Es war ein außerordentlich kurzer Prozess. Der Vorsitzende Richter Michael Fischer verkündete am Landgericht Nürnberg-Fürth bereits nach zweieinhalb Stunden das Urteil. Der heute 19-Jährige wird auf unbestimmte Zeit in einer Klinik für psychisch kranke Straftäter untergebracht. Er tötete bei einem Jagdausflug in Burgbernheim seinen Vater. Der 54-Jährige ahnte nichts von der Gefahr.
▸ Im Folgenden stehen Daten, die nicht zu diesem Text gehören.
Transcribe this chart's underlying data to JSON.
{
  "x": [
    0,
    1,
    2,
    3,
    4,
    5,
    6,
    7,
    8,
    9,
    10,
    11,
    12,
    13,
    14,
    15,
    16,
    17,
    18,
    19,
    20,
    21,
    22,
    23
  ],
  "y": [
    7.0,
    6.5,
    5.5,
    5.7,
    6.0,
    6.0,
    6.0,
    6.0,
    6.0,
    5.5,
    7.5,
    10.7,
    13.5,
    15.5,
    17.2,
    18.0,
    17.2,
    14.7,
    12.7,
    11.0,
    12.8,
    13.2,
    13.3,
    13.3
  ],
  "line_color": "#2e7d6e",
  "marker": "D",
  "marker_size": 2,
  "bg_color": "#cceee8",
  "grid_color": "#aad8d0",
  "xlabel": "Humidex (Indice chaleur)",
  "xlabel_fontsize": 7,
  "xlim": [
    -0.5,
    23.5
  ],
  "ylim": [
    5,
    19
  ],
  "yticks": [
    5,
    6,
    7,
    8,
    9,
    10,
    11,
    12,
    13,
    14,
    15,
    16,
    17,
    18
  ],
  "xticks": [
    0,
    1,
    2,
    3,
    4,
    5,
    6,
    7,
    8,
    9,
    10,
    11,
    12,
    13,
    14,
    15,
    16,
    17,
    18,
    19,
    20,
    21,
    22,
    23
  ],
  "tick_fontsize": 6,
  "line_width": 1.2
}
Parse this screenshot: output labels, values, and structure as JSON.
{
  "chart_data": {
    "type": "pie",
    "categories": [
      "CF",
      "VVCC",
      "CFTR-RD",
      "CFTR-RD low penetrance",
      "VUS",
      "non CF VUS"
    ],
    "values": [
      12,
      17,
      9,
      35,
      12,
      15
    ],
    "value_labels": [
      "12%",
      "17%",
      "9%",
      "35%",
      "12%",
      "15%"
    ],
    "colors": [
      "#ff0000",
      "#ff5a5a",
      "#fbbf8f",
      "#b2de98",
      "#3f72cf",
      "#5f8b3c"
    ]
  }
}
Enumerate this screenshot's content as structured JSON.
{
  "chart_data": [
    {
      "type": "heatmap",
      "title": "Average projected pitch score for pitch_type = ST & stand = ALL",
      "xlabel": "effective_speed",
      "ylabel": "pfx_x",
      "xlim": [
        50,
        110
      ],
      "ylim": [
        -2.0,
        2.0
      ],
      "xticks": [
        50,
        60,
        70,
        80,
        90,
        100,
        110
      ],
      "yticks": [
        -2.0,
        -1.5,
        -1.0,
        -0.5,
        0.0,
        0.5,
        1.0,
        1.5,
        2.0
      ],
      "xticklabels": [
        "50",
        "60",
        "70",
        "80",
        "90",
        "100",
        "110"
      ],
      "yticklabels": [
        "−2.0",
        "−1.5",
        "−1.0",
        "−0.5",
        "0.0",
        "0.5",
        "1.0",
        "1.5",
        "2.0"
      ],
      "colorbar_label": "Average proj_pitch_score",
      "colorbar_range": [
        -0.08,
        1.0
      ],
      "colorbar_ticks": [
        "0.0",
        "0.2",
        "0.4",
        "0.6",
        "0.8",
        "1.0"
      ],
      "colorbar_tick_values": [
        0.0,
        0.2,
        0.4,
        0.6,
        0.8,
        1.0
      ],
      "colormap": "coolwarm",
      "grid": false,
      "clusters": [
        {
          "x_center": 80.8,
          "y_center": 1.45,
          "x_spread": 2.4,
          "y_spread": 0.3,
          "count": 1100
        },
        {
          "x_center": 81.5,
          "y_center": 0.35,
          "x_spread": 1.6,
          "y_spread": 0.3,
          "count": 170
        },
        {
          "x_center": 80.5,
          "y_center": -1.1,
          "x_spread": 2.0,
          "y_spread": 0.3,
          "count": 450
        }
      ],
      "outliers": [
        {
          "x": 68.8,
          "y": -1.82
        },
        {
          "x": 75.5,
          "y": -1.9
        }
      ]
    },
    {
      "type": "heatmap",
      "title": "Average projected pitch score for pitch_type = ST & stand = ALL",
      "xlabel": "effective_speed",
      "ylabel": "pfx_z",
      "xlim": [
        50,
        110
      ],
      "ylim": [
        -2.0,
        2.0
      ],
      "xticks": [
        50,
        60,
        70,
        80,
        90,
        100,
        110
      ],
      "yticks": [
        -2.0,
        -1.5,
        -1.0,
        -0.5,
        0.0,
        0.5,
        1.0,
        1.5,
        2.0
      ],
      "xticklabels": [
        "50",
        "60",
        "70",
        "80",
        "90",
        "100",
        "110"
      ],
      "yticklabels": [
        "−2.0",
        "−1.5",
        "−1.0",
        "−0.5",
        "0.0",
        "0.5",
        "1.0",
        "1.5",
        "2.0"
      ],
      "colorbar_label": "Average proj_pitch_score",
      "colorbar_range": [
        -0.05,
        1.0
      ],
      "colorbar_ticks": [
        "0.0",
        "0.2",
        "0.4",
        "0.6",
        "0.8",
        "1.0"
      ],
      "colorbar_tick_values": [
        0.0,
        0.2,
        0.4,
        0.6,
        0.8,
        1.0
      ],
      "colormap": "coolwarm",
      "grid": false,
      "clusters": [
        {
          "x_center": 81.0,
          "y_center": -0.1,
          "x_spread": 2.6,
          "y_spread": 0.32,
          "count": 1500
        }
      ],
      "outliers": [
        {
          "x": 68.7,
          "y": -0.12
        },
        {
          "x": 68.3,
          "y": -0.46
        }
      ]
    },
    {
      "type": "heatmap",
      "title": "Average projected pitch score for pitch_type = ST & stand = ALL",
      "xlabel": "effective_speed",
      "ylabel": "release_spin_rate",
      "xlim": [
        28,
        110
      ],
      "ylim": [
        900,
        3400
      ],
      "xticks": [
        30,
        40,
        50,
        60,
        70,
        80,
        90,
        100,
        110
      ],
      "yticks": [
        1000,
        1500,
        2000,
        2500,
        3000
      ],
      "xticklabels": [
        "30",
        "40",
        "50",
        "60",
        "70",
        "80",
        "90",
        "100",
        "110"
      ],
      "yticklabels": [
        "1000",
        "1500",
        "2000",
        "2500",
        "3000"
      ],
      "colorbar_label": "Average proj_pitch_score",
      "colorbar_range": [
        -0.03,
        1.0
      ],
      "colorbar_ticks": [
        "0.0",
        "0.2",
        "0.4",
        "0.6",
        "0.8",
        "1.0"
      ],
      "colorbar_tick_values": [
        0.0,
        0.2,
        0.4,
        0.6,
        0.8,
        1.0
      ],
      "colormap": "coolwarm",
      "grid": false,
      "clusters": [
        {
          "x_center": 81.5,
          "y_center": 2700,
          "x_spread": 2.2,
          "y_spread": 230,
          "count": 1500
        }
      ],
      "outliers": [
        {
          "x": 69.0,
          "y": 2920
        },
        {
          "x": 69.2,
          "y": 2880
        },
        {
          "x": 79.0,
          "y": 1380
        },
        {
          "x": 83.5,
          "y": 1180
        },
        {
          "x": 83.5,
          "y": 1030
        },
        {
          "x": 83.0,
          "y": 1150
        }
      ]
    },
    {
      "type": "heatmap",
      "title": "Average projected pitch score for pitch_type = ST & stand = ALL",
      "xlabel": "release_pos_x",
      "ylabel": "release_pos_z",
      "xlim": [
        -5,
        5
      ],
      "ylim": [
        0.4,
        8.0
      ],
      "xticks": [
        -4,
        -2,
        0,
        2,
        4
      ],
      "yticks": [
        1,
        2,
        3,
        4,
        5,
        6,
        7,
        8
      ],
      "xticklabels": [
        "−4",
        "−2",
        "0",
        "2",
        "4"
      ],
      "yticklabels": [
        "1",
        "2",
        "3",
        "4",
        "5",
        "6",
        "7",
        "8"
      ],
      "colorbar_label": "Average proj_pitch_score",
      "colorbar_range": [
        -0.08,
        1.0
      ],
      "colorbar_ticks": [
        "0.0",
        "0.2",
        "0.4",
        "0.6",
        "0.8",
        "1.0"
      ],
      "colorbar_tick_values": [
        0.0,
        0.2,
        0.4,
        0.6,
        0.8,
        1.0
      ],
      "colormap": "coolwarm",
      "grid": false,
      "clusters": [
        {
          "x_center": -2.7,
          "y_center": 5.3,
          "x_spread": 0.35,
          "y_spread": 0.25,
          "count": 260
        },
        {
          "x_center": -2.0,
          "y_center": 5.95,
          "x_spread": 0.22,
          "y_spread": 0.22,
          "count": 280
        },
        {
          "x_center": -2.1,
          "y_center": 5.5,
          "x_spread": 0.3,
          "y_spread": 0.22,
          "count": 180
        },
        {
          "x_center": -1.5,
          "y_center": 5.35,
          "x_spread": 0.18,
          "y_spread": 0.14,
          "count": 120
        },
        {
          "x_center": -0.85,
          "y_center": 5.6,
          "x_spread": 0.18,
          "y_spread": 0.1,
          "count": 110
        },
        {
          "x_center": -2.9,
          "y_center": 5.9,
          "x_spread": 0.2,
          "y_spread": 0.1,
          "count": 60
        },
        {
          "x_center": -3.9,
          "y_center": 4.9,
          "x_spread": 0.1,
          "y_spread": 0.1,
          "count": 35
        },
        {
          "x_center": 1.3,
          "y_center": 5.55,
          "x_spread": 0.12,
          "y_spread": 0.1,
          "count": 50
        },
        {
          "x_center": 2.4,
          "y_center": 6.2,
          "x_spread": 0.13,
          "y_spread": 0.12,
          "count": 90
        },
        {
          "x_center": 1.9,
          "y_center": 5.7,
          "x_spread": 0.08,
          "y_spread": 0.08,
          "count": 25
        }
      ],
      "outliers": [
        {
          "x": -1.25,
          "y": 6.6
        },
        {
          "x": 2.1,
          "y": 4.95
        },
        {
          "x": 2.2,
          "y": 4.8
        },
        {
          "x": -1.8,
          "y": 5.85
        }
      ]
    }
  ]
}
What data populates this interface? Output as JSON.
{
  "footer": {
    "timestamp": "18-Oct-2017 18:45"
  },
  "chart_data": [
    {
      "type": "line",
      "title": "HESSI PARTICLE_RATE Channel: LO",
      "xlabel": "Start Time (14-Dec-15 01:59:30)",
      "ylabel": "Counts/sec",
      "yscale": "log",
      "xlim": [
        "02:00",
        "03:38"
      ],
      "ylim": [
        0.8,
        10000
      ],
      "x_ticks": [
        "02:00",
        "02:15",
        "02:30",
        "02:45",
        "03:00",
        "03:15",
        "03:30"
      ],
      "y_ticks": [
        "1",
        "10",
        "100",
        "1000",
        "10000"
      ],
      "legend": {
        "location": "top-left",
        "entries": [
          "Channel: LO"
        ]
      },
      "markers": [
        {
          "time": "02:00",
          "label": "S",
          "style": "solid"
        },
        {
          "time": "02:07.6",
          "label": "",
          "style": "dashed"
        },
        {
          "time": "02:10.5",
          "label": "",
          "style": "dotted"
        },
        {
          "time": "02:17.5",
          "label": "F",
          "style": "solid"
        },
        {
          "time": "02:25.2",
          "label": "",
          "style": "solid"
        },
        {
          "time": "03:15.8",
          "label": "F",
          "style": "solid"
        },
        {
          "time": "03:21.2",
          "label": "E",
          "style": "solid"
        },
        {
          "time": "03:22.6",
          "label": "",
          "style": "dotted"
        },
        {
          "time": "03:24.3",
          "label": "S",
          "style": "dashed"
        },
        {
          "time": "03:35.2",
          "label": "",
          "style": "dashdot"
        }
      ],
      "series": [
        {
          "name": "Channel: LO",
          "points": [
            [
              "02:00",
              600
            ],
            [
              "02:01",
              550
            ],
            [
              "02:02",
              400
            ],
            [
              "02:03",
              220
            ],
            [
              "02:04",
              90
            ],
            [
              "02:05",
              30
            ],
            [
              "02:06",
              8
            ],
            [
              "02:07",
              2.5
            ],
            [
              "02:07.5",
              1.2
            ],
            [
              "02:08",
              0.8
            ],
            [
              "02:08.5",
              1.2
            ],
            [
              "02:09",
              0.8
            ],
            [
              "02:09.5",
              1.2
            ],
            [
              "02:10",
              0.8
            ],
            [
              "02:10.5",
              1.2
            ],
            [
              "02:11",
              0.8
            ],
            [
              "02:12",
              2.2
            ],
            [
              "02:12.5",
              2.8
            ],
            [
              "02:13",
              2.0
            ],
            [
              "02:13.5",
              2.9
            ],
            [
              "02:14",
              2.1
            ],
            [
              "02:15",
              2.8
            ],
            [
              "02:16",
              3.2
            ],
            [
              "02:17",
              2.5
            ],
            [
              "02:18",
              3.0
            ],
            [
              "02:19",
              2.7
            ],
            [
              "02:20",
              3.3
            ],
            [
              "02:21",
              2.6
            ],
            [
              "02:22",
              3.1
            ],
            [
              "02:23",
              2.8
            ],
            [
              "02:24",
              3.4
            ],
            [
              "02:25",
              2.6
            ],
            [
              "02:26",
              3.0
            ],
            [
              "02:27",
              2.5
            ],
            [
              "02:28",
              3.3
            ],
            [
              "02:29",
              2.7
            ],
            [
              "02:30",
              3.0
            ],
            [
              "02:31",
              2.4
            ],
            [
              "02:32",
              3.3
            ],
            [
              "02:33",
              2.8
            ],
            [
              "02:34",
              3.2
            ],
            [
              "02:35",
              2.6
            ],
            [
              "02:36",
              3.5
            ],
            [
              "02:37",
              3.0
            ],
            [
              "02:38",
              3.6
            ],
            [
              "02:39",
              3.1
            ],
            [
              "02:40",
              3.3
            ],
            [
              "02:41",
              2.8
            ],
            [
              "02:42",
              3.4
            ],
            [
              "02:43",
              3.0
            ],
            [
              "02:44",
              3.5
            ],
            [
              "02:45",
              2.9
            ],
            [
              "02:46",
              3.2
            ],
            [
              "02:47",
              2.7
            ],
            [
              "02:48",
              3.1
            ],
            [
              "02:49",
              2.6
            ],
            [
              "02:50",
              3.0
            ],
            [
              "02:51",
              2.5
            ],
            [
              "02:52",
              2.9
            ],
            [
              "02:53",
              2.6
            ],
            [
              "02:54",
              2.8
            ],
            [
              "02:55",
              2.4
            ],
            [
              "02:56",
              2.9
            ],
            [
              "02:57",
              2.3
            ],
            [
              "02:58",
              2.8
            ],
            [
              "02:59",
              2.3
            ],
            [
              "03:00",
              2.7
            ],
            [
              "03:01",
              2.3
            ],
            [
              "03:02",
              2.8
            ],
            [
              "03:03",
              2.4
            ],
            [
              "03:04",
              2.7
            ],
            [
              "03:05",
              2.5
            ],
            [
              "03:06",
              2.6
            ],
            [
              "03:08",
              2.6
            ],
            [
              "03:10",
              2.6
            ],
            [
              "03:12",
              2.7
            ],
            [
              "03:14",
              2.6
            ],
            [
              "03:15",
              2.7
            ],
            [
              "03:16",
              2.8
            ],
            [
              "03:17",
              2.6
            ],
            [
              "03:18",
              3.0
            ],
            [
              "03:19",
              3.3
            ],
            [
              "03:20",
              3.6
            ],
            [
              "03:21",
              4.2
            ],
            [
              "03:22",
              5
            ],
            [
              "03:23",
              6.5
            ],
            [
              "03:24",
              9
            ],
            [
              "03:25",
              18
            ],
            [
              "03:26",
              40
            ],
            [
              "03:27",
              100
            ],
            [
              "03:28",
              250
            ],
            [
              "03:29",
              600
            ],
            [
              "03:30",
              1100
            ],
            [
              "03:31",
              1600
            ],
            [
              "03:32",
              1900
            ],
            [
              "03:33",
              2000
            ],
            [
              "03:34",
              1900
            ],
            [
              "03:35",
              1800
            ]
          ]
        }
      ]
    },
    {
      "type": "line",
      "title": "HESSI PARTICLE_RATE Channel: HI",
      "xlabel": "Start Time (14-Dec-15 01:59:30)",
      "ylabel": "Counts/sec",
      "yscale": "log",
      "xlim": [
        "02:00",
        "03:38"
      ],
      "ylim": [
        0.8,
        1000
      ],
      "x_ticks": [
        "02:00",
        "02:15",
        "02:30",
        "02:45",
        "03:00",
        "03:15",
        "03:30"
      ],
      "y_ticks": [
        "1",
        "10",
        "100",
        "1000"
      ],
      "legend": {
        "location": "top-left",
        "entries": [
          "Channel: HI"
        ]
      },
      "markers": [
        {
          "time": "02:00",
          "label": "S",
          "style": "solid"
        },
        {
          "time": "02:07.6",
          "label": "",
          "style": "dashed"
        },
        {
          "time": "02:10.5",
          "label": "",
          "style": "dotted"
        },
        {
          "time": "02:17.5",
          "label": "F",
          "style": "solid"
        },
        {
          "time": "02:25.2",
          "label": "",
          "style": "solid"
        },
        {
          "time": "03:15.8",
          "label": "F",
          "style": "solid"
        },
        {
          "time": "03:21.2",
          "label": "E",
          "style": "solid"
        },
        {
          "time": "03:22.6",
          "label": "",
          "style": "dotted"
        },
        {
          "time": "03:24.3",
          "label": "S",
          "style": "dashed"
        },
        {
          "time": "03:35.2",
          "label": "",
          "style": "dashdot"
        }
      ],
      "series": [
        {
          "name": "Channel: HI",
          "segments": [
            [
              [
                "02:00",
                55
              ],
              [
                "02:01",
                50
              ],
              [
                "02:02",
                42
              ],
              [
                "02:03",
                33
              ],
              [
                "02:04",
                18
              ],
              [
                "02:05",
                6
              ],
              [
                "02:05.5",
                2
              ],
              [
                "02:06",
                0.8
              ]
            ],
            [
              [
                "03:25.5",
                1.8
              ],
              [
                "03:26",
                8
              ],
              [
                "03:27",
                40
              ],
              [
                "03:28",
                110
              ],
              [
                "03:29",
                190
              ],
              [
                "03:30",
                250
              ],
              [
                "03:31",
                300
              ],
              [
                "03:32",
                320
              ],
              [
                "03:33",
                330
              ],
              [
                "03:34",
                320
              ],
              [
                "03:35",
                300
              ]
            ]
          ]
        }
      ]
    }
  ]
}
Mit rotem Aktenordner vor dem Gesicht betritt der junge Mann den Saal. Rund 1,75 Meter groß, schmale Statur und blass. Seine beiden Anwälte Dr. Markus Bessler und Dr. Philipp Schulz-Merkel achten penibel darauf, dass sein Gesicht verdeckt bleibt, während die Kameras der Medienvertreter klicken. Mit kleinen Schritten tastet er sich bis zu seinem Stuhl vor. Eine Kette hält seine Füße nah beieinander. Er nimmt Platz.
Der heute 19-Jährige aus Ludwigsburg (Baden-Württemberg) hatte bei einem Jagdausflug nach Burgbernheim (Landkreis Neustadt/Aisch-Bad Windsheim) am 1. Mai 2024 seinen Vater erschossen. Die Tat gilt als Totschlag.